Monday, February 9, 2009

Monday, 7 DPS

Monday.. Another Monday.

So do I feel any "closure" from having surgery? Well, the feeling of waiting forever is gone.. And honestly I have been dealing with some pretty nasty emotions lately, but really feel these are due to the "hormone" crash of my body going from pseudo pregnant to bam, no more HcG for you!! HA HA HA...

The bleeding has been pretty signifigant since Friday.. I know my OB told me that since she did not scrape the shventa out of my uterine lining, bringing it down to the muscle layer (which is what they do normally and women have maybe pink spotting for a week or so, since there is NOTHING left to bleed), that I would shed the lining after the hormones dropped down like a "heavy period". Well, let me tell ya, my periods are all of three days normally, with maybe one day of dark bleeding.
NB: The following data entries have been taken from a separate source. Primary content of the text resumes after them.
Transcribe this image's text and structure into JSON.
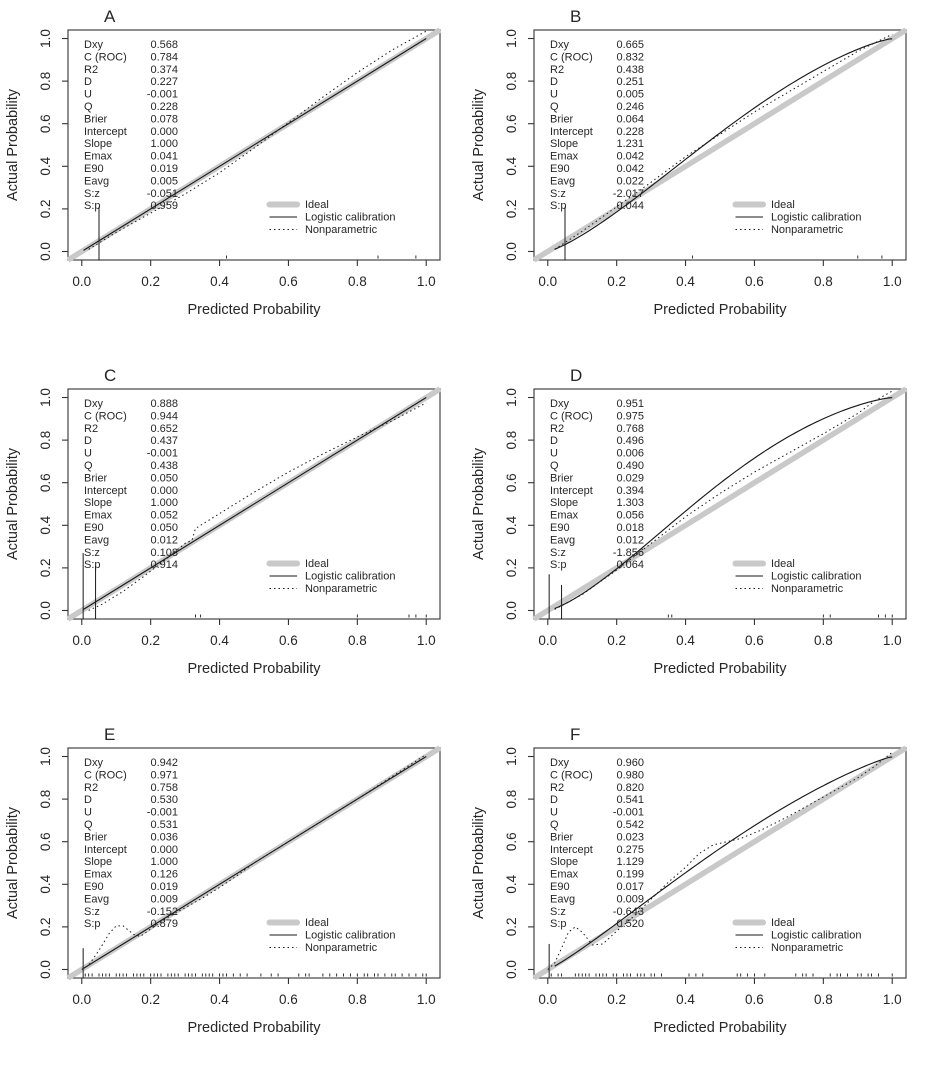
{
  "figure": {
    "type_description": "2x3 grid of rms-style logistic regression calibration plots",
    "xlabel": "Predicted Probability",
    "ylabel": "Actual Probability",
    "x_tick_labels": [
      "0.0",
      "0.2",
      "0.4",
      "0.6",
      "0.8",
      "1.0"
    ],
    "y_tick_labels": [
      "0.0",
      "0.2",
      "0.4",
      "0.6",
      "0.8",
      "1.0"
    ],
    "tick_values": [
      0,
      0.2,
      0.4,
      0.6,
      0.8,
      1.0
    ],
    "axis_range": [
      -0.04,
      1.04
    ],
    "legend": [
      "Ideal",
      "Logistic calibration",
      "Nonparametric"
    ],
    "stat_labels": [
      "Dxy",
      "C (ROC)",
      "R2",
      "D",
      "U",
      "Q",
      "Brier",
      "Intercept",
      "Slope",
      "Emax",
      "E90",
      "Eavg",
      "S:z",
      "S:p"
    ],
    "colors": {
      "ideal_line": "#c9c9c9",
      "black_line": "#1a1a1a",
      "text": "#262626",
      "background": "#ffffff",
      "box": "#333333"
    }
  },
  "chart_data": [
    {
      "type": "line",
      "panel_label": "A",
      "xlabel": "Predicted Probability",
      "ylabel": "Actual Probability",
      "xlim": [
        -0.04,
        1.04
      ],
      "ylim": [
        -0.04,
        1.04
      ],
      "legend_entries": [
        "Ideal",
        "Logistic calibration",
        "Nonparametric"
      ],
      "stats": [
        [
          "Dxy",
          "0.568"
        ],
        [
          "C (ROC)",
          "0.784"
        ],
        [
          "R2",
          "0.374"
        ],
        [
          "D",
          "0.227"
        ],
        [
          "U",
          "-0.001"
        ],
        [
          "Q",
          "0.228"
        ],
        [
          "Brier",
          "0.078"
        ],
        [
          "Intercept",
          "0.000"
        ],
        [
          "Slope",
          "1.000"
        ],
        [
          "Emax",
          "0.041"
        ],
        [
          "E90",
          "0.019"
        ],
        [
          "Eavg",
          "0.005"
        ],
        [
          "S:z",
          "-0.051"
        ],
        [
          "S:p",
          "0.959"
        ]
      ],
      "logistic_calibration": {
        "intercept": 0.0,
        "slope": 1.0
      },
      "nonparametric_points": [
        [
          0.02,
          0.01
        ],
        [
          0.1,
          0.09
        ],
        [
          0.2,
          0.18
        ],
        [
          0.3,
          0.27
        ],
        [
          0.4,
          0.37
        ],
        [
          0.5,
          0.485
        ],
        [
          0.6,
          0.605
        ],
        [
          0.7,
          0.725
        ],
        [
          0.8,
          0.84
        ],
        [
          0.9,
          0.945
        ],
        [
          1.0,
          1.035
        ]
      ],
      "spikes": [
        {
          "x": 0.05,
          "h": 0.21
        }
      ],
      "rug_x": [
        0.42,
        0.86,
        0.97
      ]
    },
    {
      "type": "line",
      "panel_label": "B",
      "xlabel": "Predicted Probability",
      "ylabel": "Actual Probability",
      "xlim": [
        -0.04,
        1.04
      ],
      "ylim": [
        -0.04,
        1.04
      ],
      "legend_entries": [
        "Ideal",
        "Logistic calibration",
        "Nonparametric"
      ],
      "stats": [
        [
          "Dxy",
          "0.665"
        ],
        [
          "C (ROC)",
          "0.832"
        ],
        [
          "R2",
          "0.438"
        ],
        [
          "D",
          "0.251"
        ],
        [
          "U",
          "0.005"
        ],
        [
          "Q",
          "0.246"
        ],
        [
          "Brier",
          "0.064"
        ],
        [
          "Intercept",
          "0.228"
        ],
        [
          "Slope",
          "1.231"
        ],
        [
          "Emax",
          "0.042"
        ],
        [
          "E90",
          "0.042"
        ],
        [
          "Eavg",
          "0.022"
        ],
        [
          "S:z",
          "-2.017"
        ],
        [
          "S:p",
          "0.044"
        ]
      ],
      "logistic_calibration": {
        "intercept": 0.228,
        "slope": 1.231
      },
      "nonparametric_points": [
        [
          0.02,
          0.01
        ],
        [
          0.1,
          0.095
        ],
        [
          0.2,
          0.21
        ],
        [
          0.3,
          0.325
        ],
        [
          0.4,
          0.445
        ],
        [
          0.5,
          0.55
        ],
        [
          0.6,
          0.655
        ],
        [
          0.7,
          0.75
        ],
        [
          0.8,
          0.845
        ],
        [
          0.9,
          0.94
        ],
        [
          1.0,
          1.02
        ]
      ],
      "spikes": [
        {
          "x": 0.05,
          "h": 0.21
        }
      ],
      "rug_x": [
        0.42,
        0.9,
        0.97
      ]
    },
    {
      "type": "line",
      "panel_label": "C",
      "xlabel": "Predicted Probability",
      "ylabel": "Actual Probability",
      "xlim": [
        -0.04,
        1.04
      ],
      "ylim": [
        -0.04,
        1.04
      ],
      "legend_entries": [
        "Ideal",
        "Logistic calibration",
        "Nonparametric"
      ],
      "stats": [
        [
          "Dxy",
          "0.888"
        ],
        [
          "C (ROC)",
          "0.944"
        ],
        [
          "R2",
          "0.652"
        ],
        [
          "D",
          "0.437"
        ],
        [
          "U",
          "-0.001"
        ],
        [
          "Q",
          "0.438"
        ],
        [
          "Brier",
          "0.050"
        ],
        [
          "Intercept",
          "0.000"
        ],
        [
          "Slope",
          "1.000"
        ],
        [
          "Emax",
          "0.052"
        ],
        [
          "E90",
          "0.050"
        ],
        [
          "Eavg",
          "0.012"
        ],
        [
          "S:z",
          "0.108"
        ],
        [
          "S:p",
          "0.914"
        ]
      ],
      "logistic_calibration": {
        "intercept": 0.0,
        "slope": 1.0
      },
      "nonparametric_points": [
        [
          0.02,
          0.0
        ],
        [
          0.06,
          0.03
        ],
        [
          0.12,
          0.09
        ],
        [
          0.18,
          0.16
        ],
        [
          0.24,
          0.235
        ],
        [
          0.3,
          0.315
        ],
        [
          0.32,
          0.33
        ],
        [
          0.33,
          0.385
        ],
        [
          0.4,
          0.455
        ],
        [
          0.5,
          0.555
        ],
        [
          0.6,
          0.65
        ],
        [
          0.7,
          0.735
        ],
        [
          0.8,
          0.815
        ],
        [
          0.9,
          0.89
        ],
        [
          1.0,
          0.975
        ]
      ],
      "spikes": [
        {
          "x": 0.004,
          "h": 0.27
        },
        {
          "x": 0.04,
          "h": 0.21
        }
      ],
      "rug_x": [
        0.33,
        0.345,
        0.8,
        0.95,
        0.97,
        1.0
      ]
    },
    {
      "type": "line",
      "panel_label": "D",
      "xlabel": "Predicted Probability",
      "ylabel": "Actual Probability",
      "xlim": [
        -0.04,
        1.04
      ],
      "ylim": [
        -0.04,
        1.04
      ],
      "legend_entries": [
        "Ideal",
        "Logistic calibration",
        "Nonparametric"
      ],
      "stats": [
        [
          "Dxy",
          "0.951"
        ],
        [
          "C (ROC)",
          "0.975"
        ],
        [
          "R2",
          "0.768"
        ],
        [
          "D",
          "0.496"
        ],
        [
          "U",
          "0.006"
        ],
        [
          "Q",
          "0.490"
        ],
        [
          "Brier",
          "0.029"
        ],
        [
          "Intercept",
          "0.394"
        ],
        [
          "Slope",
          "1.303"
        ],
        [
          "Emax",
          "0.056"
        ],
        [
          "E90",
          "0.018"
        ],
        [
          "Eavg",
          "0.012"
        ],
        [
          "S:z",
          "-1.856"
        ],
        [
          "S:p",
          "0.064"
        ]
      ],
      "logistic_calibration": {
        "intercept": 0.394,
        "slope": 1.303
      },
      "nonparametric_points": [
        [
          0.02,
          0.005
        ],
        [
          0.1,
          0.075
        ],
        [
          0.2,
          0.19
        ],
        [
          0.3,
          0.315
        ],
        [
          0.4,
          0.44
        ],
        [
          0.5,
          0.55
        ],
        [
          0.6,
          0.65
        ],
        [
          0.7,
          0.74
        ],
        [
          0.8,
          0.83
        ],
        [
          0.9,
          0.925
        ],
        [
          0.95,
          0.985
        ],
        [
          1.0,
          1.03
        ]
      ],
      "spikes": [
        {
          "x": 0.004,
          "h": 0.17
        },
        {
          "x": 0.04,
          "h": 0.12
        }
      ],
      "rug_x": [
        0.35,
        0.36,
        0.8,
        0.82,
        0.96,
        0.98,
        1.0
      ]
    },
    {
      "type": "line",
      "panel_label": "E",
      "xlabel": "Predicted Probability",
      "ylabel": "Actual Probability",
      "xlim": [
        -0.04,
        1.04
      ],
      "ylim": [
        -0.04,
        1.04
      ],
      "legend_entries": [
        "Ideal",
        "Logistic calibration",
        "Nonparametric"
      ],
      "stats": [
        [
          "Dxy",
          "0.942"
        ],
        [
          "C (ROC)",
          "0.971"
        ],
        [
          "R2",
          "0.758"
        ],
        [
          "D",
          "0.530"
        ],
        [
          "U",
          "-0.001"
        ],
        [
          "Q",
          "0.531"
        ],
        [
          "Brier",
          "0.036"
        ],
        [
          "Intercept",
          "0.000"
        ],
        [
          "Slope",
          "1.000"
        ],
        [
          "Emax",
          "0.126"
        ],
        [
          "E90",
          "0.019"
        ],
        [
          "Eavg",
          "0.009"
        ],
        [
          "S:z",
          "-0.152"
        ],
        [
          "S:p",
          "0.879"
        ]
      ],
      "logistic_calibration": {
        "intercept": 0.0,
        "slope": 1.0
      },
      "nonparametric_points": [
        [
          0.0,
          0.0
        ],
        [
          0.02,
          0.02
        ],
        [
          0.05,
          0.09
        ],
        [
          0.08,
          0.17
        ],
        [
          0.1,
          0.205
        ],
        [
          0.12,
          0.205
        ],
        [
          0.15,
          0.165
        ],
        [
          0.17,
          0.155
        ],
        [
          0.2,
          0.19
        ],
        [
          0.25,
          0.245
        ],
        [
          0.3,
          0.29
        ],
        [
          0.35,
          0.335
        ],
        [
          0.4,
          0.385
        ],
        [
          0.45,
          0.44
        ],
        [
          0.5,
          0.5
        ],
        [
          0.6,
          0.6
        ],
        [
          0.7,
          0.7
        ],
        [
          0.8,
          0.8
        ],
        [
          0.9,
          0.905
        ],
        [
          1.0,
          1.01
        ]
      ],
      "spikes": [
        {
          "x": 0.004,
          "h": 0.1
        }
      ],
      "rug_x": [
        0.01,
        0.02,
        0.03,
        0.05,
        0.06,
        0.07,
        0.08,
        0.1,
        0.11,
        0.12,
        0.13,
        0.15,
        0.16,
        0.17,
        0.18,
        0.2,
        0.21,
        0.22,
        0.23,
        0.25,
        0.26,
        0.27,
        0.28,
        0.3,
        0.31,
        0.32,
        0.33,
        0.35,
        0.36,
        0.37,
        0.38,
        0.4,
        0.41,
        0.42,
        0.44,
        0.46,
        0.48,
        0.52,
        0.55,
        0.57,
        0.63,
        0.65,
        0.66,
        0.7,
        0.72,
        0.74,
        0.76,
        0.78,
        0.8,
        0.82,
        0.83,
        0.85,
        0.86,
        0.88,
        0.9,
        0.91,
        0.93,
        0.95,
        0.97,
        0.99,
        1.0
      ]
    },
    {
      "type": "line",
      "panel_label": "F",
      "xlabel": "Predicted Probability",
      "ylabel": "Actual Probability",
      "xlim": [
        -0.04,
        1.04
      ],
      "ylim": [
        -0.04,
        1.04
      ],
      "legend_entries": [
        "Ideal",
        "Logistic calibration",
        "Nonparametric"
      ],
      "stats": [
        [
          "Dxy",
          "0.960"
        ],
        [
          "C (ROC)",
          "0.980"
        ],
        [
          "R2",
          "0.820"
        ],
        [
          "D",
          "0.541"
        ],
        [
          "U",
          "-0.001"
        ],
        [
          "Q",
          "0.542"
        ],
        [
          "Brier",
          "0.023"
        ],
        [
          "Intercept",
          "0.275"
        ],
        [
          "Slope",
          "1.129"
        ],
        [
          "Emax",
          "0.199"
        ],
        [
          "E90",
          "0.017"
        ],
        [
          "Eavg",
          "0.009"
        ],
        [
          "S:z",
          "-0.643"
        ],
        [
          "S:p",
          "0.520"
        ]
      ],
      "logistic_calibration": {
        "intercept": 0.275,
        "slope": 1.129
      },
      "nonparametric_points": [
        [
          0.0,
          0.0
        ],
        [
          0.02,
          0.03
        ],
        [
          0.04,
          0.1
        ],
        [
          0.06,
          0.175
        ],
        [
          0.08,
          0.2
        ],
        [
          0.1,
          0.175
        ],
        [
          0.13,
          0.115
        ],
        [
          0.16,
          0.12
        ],
        [
          0.2,
          0.18
        ],
        [
          0.25,
          0.25
        ],
        [
          0.3,
          0.33
        ],
        [
          0.35,
          0.41
        ],
        [
          0.4,
          0.48
        ],
        [
          0.44,
          0.545
        ],
        [
          0.48,
          0.585
        ],
        [
          0.52,
          0.6
        ],
        [
          0.56,
          0.615
        ],
        [
          0.62,
          0.655
        ],
        [
          0.7,
          0.72
        ],
        [
          0.8,
          0.81
        ],
        [
          0.9,
          0.9
        ],
        [
          0.95,
          0.955
        ],
        [
          1.0,
          1.02
        ]
      ],
      "spikes": [
        {
          "x": 0.004,
          "h": 0.12
        }
      ],
      "rug_x": [
        0.01,
        0.03,
        0.04,
        0.08,
        0.09,
        0.1,
        0.11,
        0.12,
        0.14,
        0.15,
        0.16,
        0.17,
        0.19,
        0.2,
        0.22,
        0.23,
        0.24,
        0.26,
        0.27,
        0.28,
        0.3,
        0.31,
        0.33,
        0.41,
        0.43,
        0.45,
        0.55,
        0.56,
        0.58,
        0.6,
        0.63,
        0.72,
        0.74,
        0.75,
        0.77,
        0.82,
        0.84,
        0.85,
        0.87,
        0.9,
        0.91,
        0.93,
        0.94,
        0.96,
        1.0
      ]
    }
  ]
}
I have been bleeding bright red with bits for four days now.. It sucks.. I am glad she did not scrape the shit out of my uterus, since the chances of developing scar tissue is lower, but I really wish this would all go away soon.

Every trip to the bathroom is a constant reminder, the gobs of blood bring back the emotions that I must keep in check... Now there is nothing concerning, I have no fever, there is no rotten smell or anything, so I am sure there is no infection or anything like that, just that I had a D&C and a "natural" miscarriage all at the same time... LOOOVELLLY...

I am just anemic as poo, light headed half the time, and cold and chilled the rest. I feel like crap. I feel winded when I talk, and somehow I must go on, be super mom, be supportive wife, be the uber employee, and on top of that I got through 28 hours of EMT refresher over the weekend.. I am wiped..

So, that is my update for now... feel like crap, theme of my life...

1 comment:

  1. oh Carrie, what a dark place to be in. I'm sorry this is where you are right now. Hugs. Be kind to yourself....you don't have to be supermom, supportive wife, uberemployee. Be just good enough, and keep the rest for yourself right now. Its ok to focus on yourself, to not give to others, to heal yourself first before giving others what they need. Take what you need for a change. You've got forever and a day to be nice to others, but right now be nice to yourself first, whatever that means to you. And if that means hugging your sorrow to yourself, crying like there's no tomorrow, that's ok. Do what you need to, and put everyone else second.